ANNECY, France (VN) — When Toms Skujins learned that a video clip was circulating on social media amid accusations that his bicycle contained an illegal motor, his initial reaction was to laugh. After Skujins saw how many times the video had been circulated on Twitter, his sentiment rapidly changed.
“It was hilarious at the beginning. I wasn’t worried because I have nothing to worry about,” Skujins told VeloNews. “When I started seeing how many people looked like they were believing it, then I thought it was sad.”
Notice that Skujins said “sad,” and not “angry.” The reaction, Skujins said, was confirmation that cycling fans still expect nefarious activity from professional riders in situations that are opaque or otherwise confusing.
“The only conclusion that a lot of people can make is that somebody is doping again,” Skujins said. “I understand that the sport has been messed up. I just wish people would not just jump to the worst conclusion straightaway.”
The video clip in question emerged after Saturday’s stage 8 from Dreux to Amiens. Skujins was caught in a mass pileup with 17km remaining that also took down Dan Martin (UAE Team Emirates), Tony Martin (Katusha) and others. TV cameras panned across the aftermath of the crash, catching Skujins and the other riders picking themselves off of the pavement.
In one shot Skujins stands holding his bicycle toward the camera, with the rear wheel obscured by the bike frame. As Skujins spins to his right, the camera shows his rear wheel spinning at a fast rate, seemingly on its own.

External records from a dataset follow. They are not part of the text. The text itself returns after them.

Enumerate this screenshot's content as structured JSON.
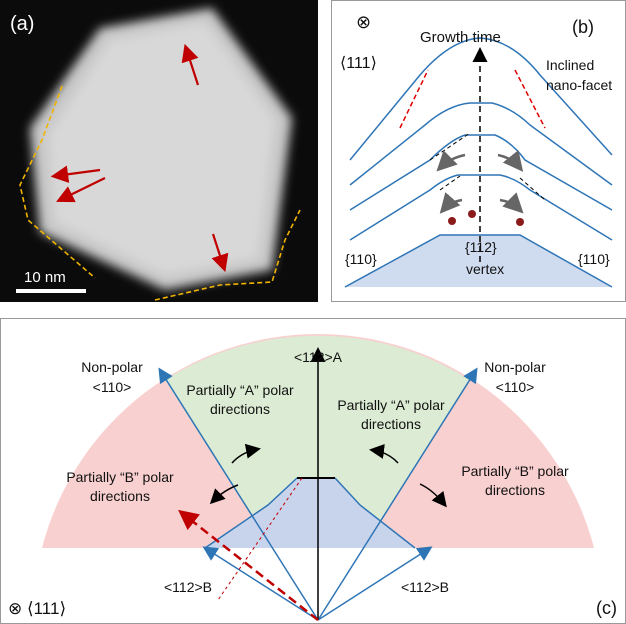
{
  "panel_a": {
    "label": "(a)",
    "scale_bar": "10 nm"
  },
  "panel_b": {
    "label": "(b)",
    "symbol": "⊗",
    "zone_axis": "⟨111⟩",
    "axis_label": "Growth time",
    "annotation_line1": "Inclined",
    "annotation_line2": "nano-facet",
    "left_facet": "{110}",
    "vertex_facet": "{112}",
    "vertex_label": "vertex",
    "right_facet": "{110}"
  },
  "panel_c": {
    "label": "(c)",
    "top_direction": "<112>A",
    "left_nonpolar": {
      "line1": "Non-polar",
      "line2": "<110>"
    },
    "right_nonpolar": {
      "line1": "Non-polar",
      "line2": "<110>"
    },
    "left_a_polar": {
      "line1": "Partially “A” polar",
      "line2": "directions"
    },
    "right_a_polar": {
      "line1": "Partially “A” polar",
      "line2": "directions"
    },
    "left_b_polar": {
      "line1": "Partially “B” polar",
      "line2": "directions"
    },
    "right_b_polar": {
      "line1": "Partially “B” polar",
      "line2": "directions"
    },
    "left_b_direction": "<112>B",
    "right_b_direction": "<112>B",
    "zone_axis": "⊗ ⟨111⟩"
  }
}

“Care to explain this?” reads one tweet with a clip of the video.
“Toms Skujins mechanical Doping in TDF2018????! Check it out!” reads the title of a YouTube clip of the video.
“Was he ‘Motordoping’ at the Tour de France? Here is a good link to watch it. Why is his rear wheel spinning?” reads another tweet.
Skujins said that no, he was not riding with an illegal motor. The cameras caught images his wheel spinning, however, they missed images of him turning his cranks with his hands to accelerate the wheel in the seconds before the clip. After he crashed, Skujins said the chain came off of his front chainring. He placed the chain back on the cog and then spun the cranks to get the bike into gear.
“The video where they accused me is where the wheel is already spinning,” Skujins said. “Before that I’ve already used my fingers to put the chain back on the chainring and spun the cranks.”
Wheel was 100% moving before he lifted bike off ground with 2 hands, look at the video. Much ado over nothing. Skujins being badly treated by kangaroo court on twitter pic.twitter.com/U7PTGr3TeT
— colie gorman (@gorman_colin) July 16, 2018
A subsequent video, posted by Velon, appears to validate Skujins’s description of the ordeal. That video was shot by a camera mounted to the saddle of Timo Roosen’s (LottoNL-Jumbo) bicycle. In the video, Skujins can be seen adjusting his chain before elevating his bicycle, turning the cranks, and spinning his rear wheel.
Skujins said he did not argue his case with critics on social media, other than to explain to one person the details of the video.